Bei der Untersuchung der Stuhlzusammensetzung sei den Forschenden schließlich eine verstärkte Besiedelung vor allem mit einem Bakterium aufgefallen: Clostridioides difficile. Sowohl die Probandinnen, die die Diät durchlaufen hatten, als auch die Mäuse, denen ihre Darmbakterien übertragen wurden, hätten erhöhte Konzentrationen dieser Bakterien aufgewiesen. »Wir konnten außerdem nachweisen, dass Clostridioides difficile die für das Bakterium typischen entzündungsfördernden Giftstoffe produzierte – davon hing sogar der Gewichtsverlust der Tiere ab«, so Spranger. Bemerkenswert sei jedoch gewesen, dass weder die Probandinnen noch die Tiere klinische Zeichen einer Darmentzündung zeigten.

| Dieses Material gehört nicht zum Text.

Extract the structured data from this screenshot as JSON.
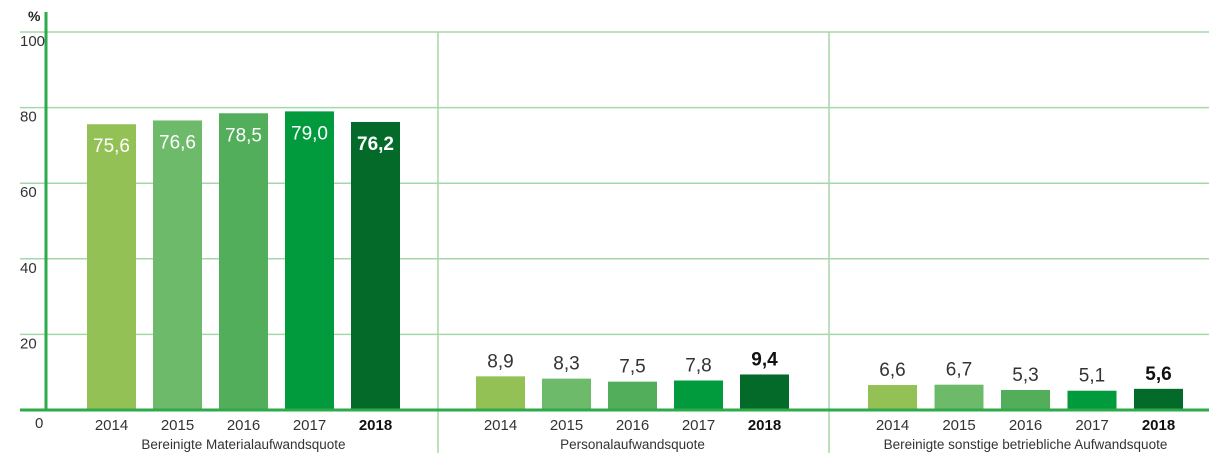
{
  "chart_data": {
    "type": "bar",
    "unit": "%",
    "ylim": [
      0,
      100
    ],
    "yticks": [
      "0",
      "20",
      "40",
      "60",
      "80",
      "100"
    ],
    "categories": [
      "2014",
      "2015",
      "2016",
      "2017",
      "2018"
    ],
    "highlight_category": "2018",
    "colors": [
      "#93c155",
      "#6dbb6a",
      "#52ae5a",
      "#019b3e",
      "#046a2a"
    ],
    "axis_color": "#2daa4a",
    "grid_color": "#a6d7a9",
    "groups": [
      {
        "name": "Bereinigte Materialaufwandsquote",
        "values": [
          75.6,
          76.6,
          78.5,
          79.0,
          76.2
        ],
        "labels": [
          "75,6",
          "76,6",
          "78,5",
          "79,0",
          "76,2"
        ]
      },
      {
        "name": "Personalaufwandsquote",
        "values": [
          8.9,
          8.3,
          7.5,
          7.8,
          9.4
        ],
        "labels": [
          "8,9",
          "8,3",
          "7,5",
          "7,8",
          "9,4"
        ]
      },
      {
        "name": "Bereinigte sonstige betriebliche Aufwandsquote",
        "values": [
          6.6,
          6.7,
          5.3,
          5.1,
          5.6
        ],
        "labels": [
          "6,6",
          "6,7",
          "5,3",
          "5,1",
          "5,6"
        ]
      }
    ]
  }
}
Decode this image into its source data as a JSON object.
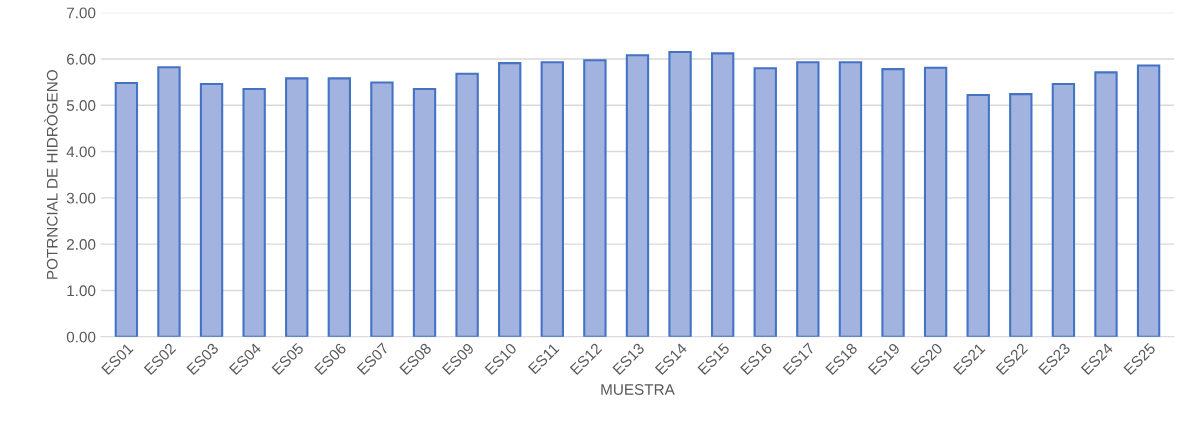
{
  "chart_data": {
    "type": "bar",
    "xlabel": "MUESTRA",
    "ylabel": "POTRNCIAL DE HIDRÒGENO",
    "categories": [
      "ES01",
      "ES02",
      "ES03",
      "ES04",
      "ES05",
      "ES06",
      "ES07",
      "ES08",
      "ES09",
      "ES10",
      "ES11",
      "ES12",
      "ES13",
      "ES14",
      "ES15",
      "ES16",
      "ES17",
      "ES18",
      "ES19",
      "ES20",
      "ES21",
      "ES22",
      "ES23",
      "ES24",
      "ES25"
    ],
    "values": [
      5.48,
      5.82,
      5.46,
      5.35,
      5.58,
      5.58,
      5.49,
      5.35,
      5.68,
      5.91,
      5.93,
      5.97,
      6.08,
      6.15,
      6.12,
      5.8,
      5.93,
      5.93,
      5.78,
      5.81,
      5.22,
      5.24,
      5.46,
      5.71,
      5.86
    ],
    "color": "#a3b3df",
    "ylim": [
      0,
      7
    ],
    "yticks": [
      {
        "value": 0,
        "label": "0.00"
      },
      {
        "value": 1,
        "label": "1.00"
      },
      {
        "value": 2,
        "label": "2.00"
      },
      {
        "value": 3,
        "label": "3.00"
      },
      {
        "value": 4,
        "label": "4.00"
      },
      {
        "value": 5,
        "label": "5.00"
      },
      {
        "value": 6,
        "label": "6.00"
      },
      {
        "value": 7,
        "label": "7.00"
      }
    ],
    "grid": "y"
  }
}
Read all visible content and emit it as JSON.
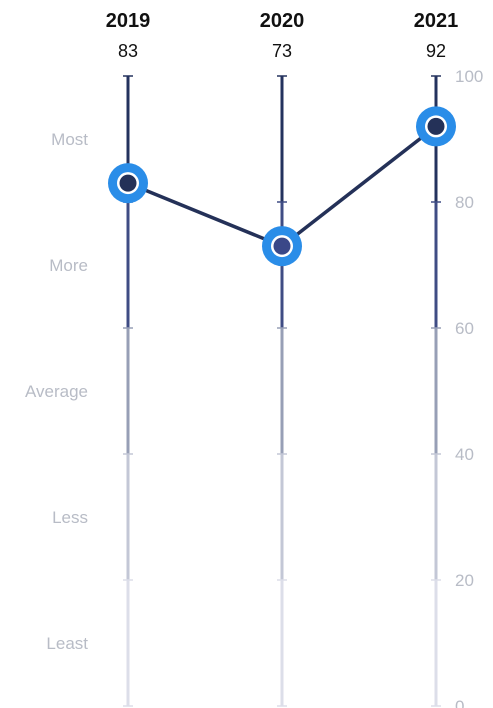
{
  "chart_data": {
    "type": "line",
    "title": "",
    "categories": [
      "2019",
      "2020",
      "2021"
    ],
    "values": [
      83,
      73,
      92
    ],
    "value_labels": [
      "83",
      "73",
      "92"
    ],
    "ylim": [
      0,
      100
    ],
    "y_ticks": [
      {
        "value": 0,
        "label": "0"
      },
      {
        "value": 20,
        "label": "20"
      },
      {
        "value": 40,
        "label": "40"
      },
      {
        "value": 60,
        "label": "60"
      },
      {
        "value": 80,
        "label": "80"
      },
      {
        "value": 100,
        "label": "100"
      }
    ],
    "bands": [
      {
        "label": "Least",
        "from": 0,
        "to": 20,
        "color": "#dcdee9"
      },
      {
        "label": "Less",
        "from": 20,
        "to": 40,
        "color": "#c3c7d6"
      },
      {
        "label": "Average",
        "from": 40,
        "to": 60,
        "color": "#979fb6"
      },
      {
        "label": "More",
        "from": 60,
        "to": 80,
        "color": "#3f4c84"
      },
      {
        "label": "Most",
        "from": 80,
        "to": 100,
        "color": "#24325e"
      }
    ],
    "colors": {
      "line": "#243158",
      "marker_ring": "#2a8de8",
      "marker_ring_border": "#ffffff",
      "marker_fill_default": "#243158",
      "marker_fill_mid": "#3a4888",
      "year_text": "#111111",
      "muted_text": "#b8bcc6"
    },
    "grid": false,
    "legend": "none"
  }
}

»Eine stark kalorienreduzierte Diät sorgt also dafür, dass ein als Krankenhauskeim bekanntes Bakterium sich leichter vermehren kann und die Aufnahme der Nahrung über die Darmwand weniger effizient macht – ohne aber Krankheitssymptome zu verursachen«, lautet das Resümee des Forschers. Spranger erhofft sich aus den Ergebnissen der Studie, die unter anderem vom Deutschen Zentrum für Herz-Kreislaufforschung (DZHK) gefördert wurde, die Entwicklung möglicher Therapieoptionen für Stoffwechselerkrankungen wie Adipositas oder Diabetes mellitus. Das Team gehe daher nun der Frage nach, wie sich die Darmbakterien beeinflussen lassen könnten, um beim Menschen vorteilhafte Effekte für das Körpergewicht und den Stoffwechsel zu bewirken.